Robot duck debugging : Studying the use a conversational agent in Thinking-Aloud Pair Problem Solving

Motivation and scope

"Thinking-Aloud Pair Problem Solving" (TAPPS) is a technique used to allow an individual to be more efficent at problem solving (references). This techniques requires a problem solver who will verbally articulate their thought process and problem solving, and non active listener whose role is to keep the problem solver talking, ask clarifying questions, and encourage the problem solver to explain their thinking process out loud. This technique is also often referred as "rubber-ducking" in the computer science world. In this context, the rubber duck is used as a proxy for an active listener presence, but leaves aside the active role.

The goal of this thesis is to explore whether an cognitive system can act as an "improved" rubber duck, by re-introducing some of the active role of the listener, especially inciting the problem solver to keep talking.
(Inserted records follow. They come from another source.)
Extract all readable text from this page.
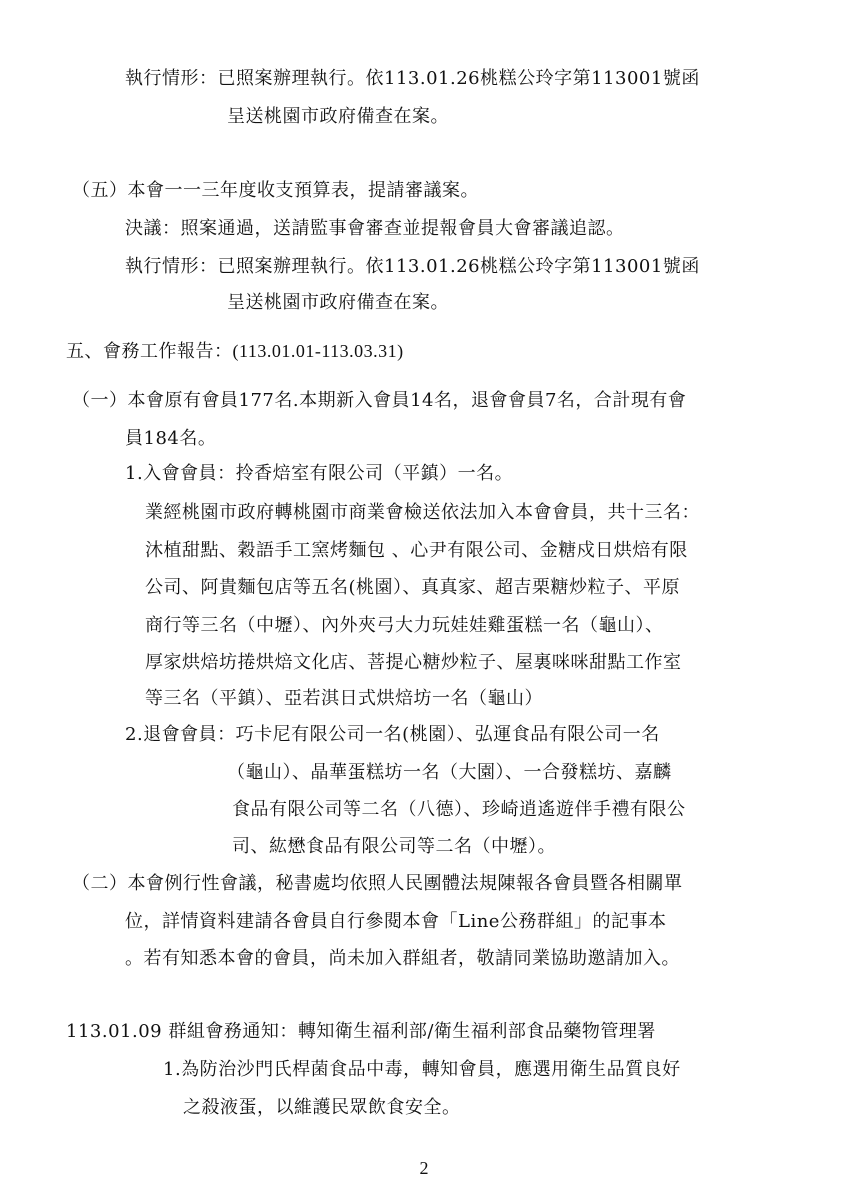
執行情形：已照案辦理執行。依113.01.26桃糕公玲字第113001號函
呈送桃園市政府備查在案。
（五）本會一一三年度收支預算表，提請審議案。
決議：照案通過，送請監事會審查並提報會員大會審議追認。
執行情形：已照案辦理執行。依113.01.26桃糕公玲字第113001號函
呈送桃園市政府備查在案。
五、會務工作報告：(113.01.01-113.03.31)
（一）本會原有會員177名.本期新入會員14名，退會會員7名，合計現有會
員184名。
1.入會會員：拎香焙室有限公司（平鎮）一名。
業經桃園市政府轉桃園市商業會檢送依法加入本會會員，共十三名：
沐植甜點、穀語手工窯烤麵包 、心尹有限公司、金糖戍日烘焙有限
公司、阿貴麵包店等五名(桃園）、真真家、超吉栗糖炒粒子、平原
商行等三名（中壢）、內外夾弓大力玩娃娃雞蛋糕一名（龜山）、
厚家烘焙坊捲烘焙文化店、菩提心糖炒粒子、屋裏咪咪甜點工作室
等三名（平鎮）、亞若淇日式烘焙坊一名（龜山）
2.退會會員：巧卡尼有限公司一名(桃園）、弘運食品有限公司一名
（龜山）、晶華蛋糕坊一名（大園）、一合發糕坊、嘉麟
食品有限公司等二名（八德）、珍崎逍遙遊伴手禮有限公
司、紘懋食品有限公司等二名（中壢）。
（二）本會例行性會議，秘書處均依照人民團體法規陳報各會員暨各相關單
位，詳情資料建請各會員自行參閱本會「Line公務群組」的記事本
。若有知悉本會的會員，尚未加入群組者，敬請同業協助邀請加入。
113.01.09 群組會務通知：轉知衛生福利部/衛生福利部食品藥物管理署
1.為防治沙門氏桿菌食品中毒，轉知會員，應選用衛生品質良好
之殺液蛋，以維護民眾飲食安全。
2
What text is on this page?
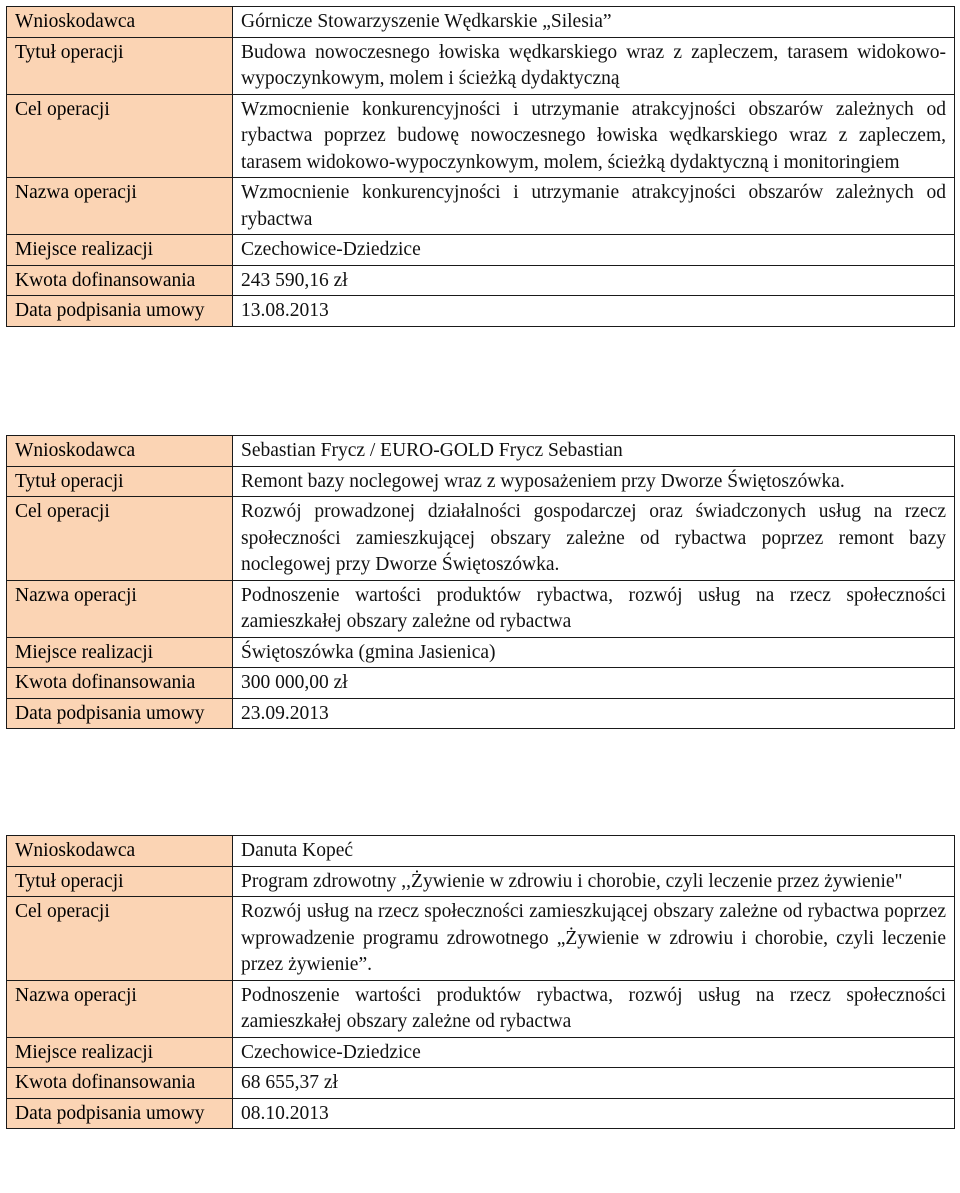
Wnioskodawca	Górnicze Stowarzyszenie Wędkarskie „Silesia”
Tytuł operacji	Budowa nowoczesnego łowiska wędkarskiego wraz z zapleczem, tarasem widokowo-wypoczynkowym, molem i ścieżką dydaktyczną
Cel operacji	Wzmocnienie konkurencyjności i utrzymanie atrakcyjności obszarów zależnych od rybactwa poprzez budowę nowoczesnego łowiska wędkarskiego wraz z zapleczem, tarasem widokowo-wypoczynkowym, molem, ścieżką dydaktyczną i monitoringiem
Nazwa operacji	Wzmocnienie konkurencyjności i utrzymanie atrakcyjności obszarów zależnych od rybactwa
Miejsce realizacji	Czechowice-Dziedzice
Kwota dofinansowania	243 590,16 zł
Data podpisania umowy	13.08.2013
Wnioskodawca	Sebastian Frycz / EURO-GOLD Frycz Sebastian
Tytuł operacji	Remont bazy noclegowej wraz z wyposażeniem przy Dworze Świętoszówka.
Cel operacji	Rozwój prowadzonej działalności gospodarczej oraz świadczonych usług na rzecz społeczności zamieszkującej obszary zależne od rybactwa poprzez remont bazy noclegowej przy Dworze Świętoszówka.
Nazwa operacji	Podnoszenie wartości produktów rybactwa, rozwój usług na rzecz społeczności zamieszkałej obszary zależne od rybactwa
Miejsce realizacji	Świętoszówka (gmina Jasienica)
Kwota dofinansowania	300 000,00 zł
Data podpisania umowy	23.09.2013
Wnioskodawca	Danuta Kopeć
Tytuł operacji	Program zdrowotny ,,Żywienie w zdrowiu i chorobie, czyli leczenie przez żywienie"
Cel operacji	Rozwój usług na rzecz społeczności zamieszkującej obszary zależne od rybactwa poprzez wprowadzenie programu zdrowotnego „Żywienie w zdrowiu i chorobie, czyli leczenie przez żywienie”.
Nazwa operacji	Podnoszenie wartości produktów rybactwa, rozwój usług na rzecz społeczności zamieszkałej obszary zależne od rybactwa
Miejsce realizacji	Czechowice-Dziedzice
Kwota dofinansowania	68 655,37 zł
Data podpisania umowy	08.10.2013
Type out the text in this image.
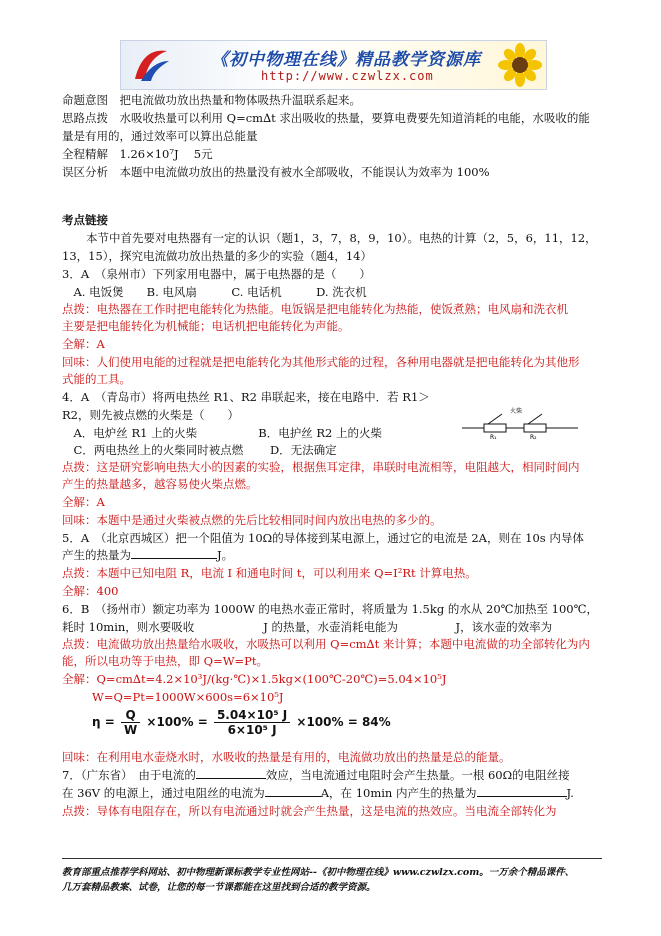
《初中物理在线》精品教学资源库
http://www.czwlzx.com
命题意图　把电流做功放出热量和物体吸热升温联系起来。
思路点拨　水吸收热量可以利用 Q=cm∆t 求出吸收的热量，要算电费要先知道消耗的电能，水吸收的能
量是有用的，通过效率可以算出总能量
全程精解　1.26×10⁷J　 5元
误区分析　本题中电流做功放出的热量没有被水全部吸收，不能误认为效率为 100%
考点链接
本节中首先要对电热器有一定的认识（题1，3，7，8，9，10）。电热的计算（2，5，6，11，12，
13，15），探究电流做功放出热量的多少的实验（题4，14）
3．A　（泉州市）下列家用电器中，属于电热器的是（　　）
　A. 电饭煲　　B. 电风扇　　　C. 电话机　　　D. 洗衣机
点拨：电热器在工作时把电能转化为热能。电饭锅是把电能转化为热能，使饭煮熟；电风扇和洗衣机
主要是把电能转化为机械能；电话机把电能转化为声能。
全解：A
回味：人们使用电能的过程就是把电能转化为其他形式能的过程，各种用电器就是把电能转化为其他形
式能的工具。
4．A　（青岛市）将两电热丝 R1、R2 串联起来，接在电路中．若 R1＞
R2，则先被点燃的火柴是（　　）	火柴
R₁	R₂
　A．电炉丝 R1 上的火柴　　　　　 B．电护丝 R2 上的火柴
　C．两电热丝上的火柴同时被点燃　　 D．无法确定
点拨：这是研究影响电热大小的因素的实验，根据焦耳定律，串联时电流相等，电阻越大，相同时间内
产生的热量越多，越容易使火柴点燃。
全解：A
回味：本题中是通过火柴被点燃的先后比较相同时间内放出电热的多少的。
5．A　（北京西城区）把一个阻值为 10Ω的导体接到某电源上，通过它的电流是 2A，则在 10s 内导体
产生的热量为	J。
点拨：本题中已知电阻 R，电流 I 和通电时间 t，可以利用来 Q=I²Rt 计算电热。
全解：400
6．B　（扬州市）额定功率为 1000W 的电热水壶正常时，将质量为 1.5kg 的水从 20℃加热至 100℃，
耗时 10min，则水要吸收　　　　　　J 的热量，水壶消耗电能为　　　　　J，该水壶的效率为
点拨：电流做功放出热量给水吸收，水吸热可以利用 Q=cm∆t 来计算；本题中电流做的功全部转化为内
能，所以电功等于电热，即 Q=W=Pt。
全解：Q=cm∆t=4.2×10³J/(kg·℃)×1.5kg×(100℃-20℃)=5.04×10⁵J
W=Q=Pt=1000W×600s=6×10⁵J
$\eta = \frac{Q}{W} \times 100\% = \frac{\text{5.04×10⁵ J}}{\text{6×10⁵ J}} \times 100\% = 84\%$
回味：在利用电水壶烧水时，水吸收的热量是有用的，电流做功放出的热量是总的能量。
7．（广东省）　由于电流的	效应，当电流通过电阻时会产生热量。一根 60Ω的电阻丝接
在 36V 的电源上，通过电阻丝的电流为	A，在 10min 内产生的热量为	J.
点拨：导体有电阻存在，所以有电流通过时就会产生热量，这是电流的热效应。当电流全部转化为
教育部重点推荐学科网站、初中物理新课标教学专业性网站--《初中物理在线》www.czwlzx.com。一万余个精品课件、
几万套精品教案、试卷，让您的每一节课都能在这里找到合适的教学资源。
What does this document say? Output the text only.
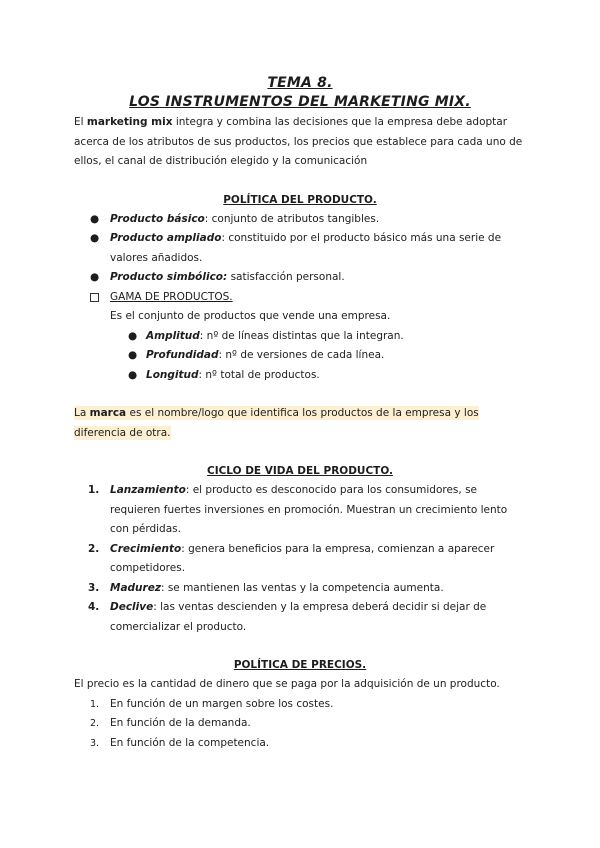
TEMA 8.
LOS INSTRUMENTOS DEL MARKETING MIX.

El marketing mix integra y combina las decisiones que la empresa debe adoptar acerca de los atributos de sus productos, los precios que establece para cada uno de ellos, el canal de distribución elegido y la comunicación

POLÍTICA DEL PRODUCTO.
● Producto básico: conjunto de atributos tangibles.
● Producto ampliado: constituido por el producto básico más una serie de valores añadidos.
● Producto simbólico: satisfacción personal.
GAMA DE PRODUCTOS.

Es el conjunto de productos que vende una empresa.

● Amplitud: nº de líneas distintas que la integran.
● Profundidad: nº de versiones de cada línea.
● Longitud: nº total de productos.

La marca es el nombre/logo que identifica los productos de la empresa y los diferencia de otra.

CICLO DE VIDA DEL PRODUCTO.
1. Lanzamiento: el producto es desconocido para los consumidores, se requieren fuertes inversiones en promoción. Muestran un crecimiento lento con pérdidas.
2. Crecimiento: genera beneficios para la empresa, comienzan a aparecer competidores.
3. Madurez: se mantienen las ventas y la competencia aumenta.
4. Declive: las ventas descienden y la empresa deberá decidir si dejar de comercializar el producto.
POLÍTICA DE PRECIOS.

El precio es la cantidad de dinero que se paga por la adquisición de un producto.

1. En función de un margen sobre los costes.
2. En función de la demanda.
3. En función de la competencia.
To do so, the student will have to implement an existing framework to predict backchannel usage from a conversational agent, and conduct a user-study to evaluate the impact of these backchannel on the
TAPPS process.

Specific Tasks

1. Review and analyze litterature on backchannels for conversational agents
2. Implement existing algorithm to predict backchannel usage in a non-embodied agent
3. Validate the developped approach with human users

The code and models developed during this thesis will be reused in future research at AASS. Appropriate acknowledgement to the student will be given in case of any publication using the developed code.

Necessary Skills

- Excellent programming skills
- Willing to learn and conduct user-experiments


During this project you will learn how to work with conversational agents. you will also learn how to design and perform proper user periments. Depending on the project resluts and student's motivation, a publication in a peer-reviewed venue is possible.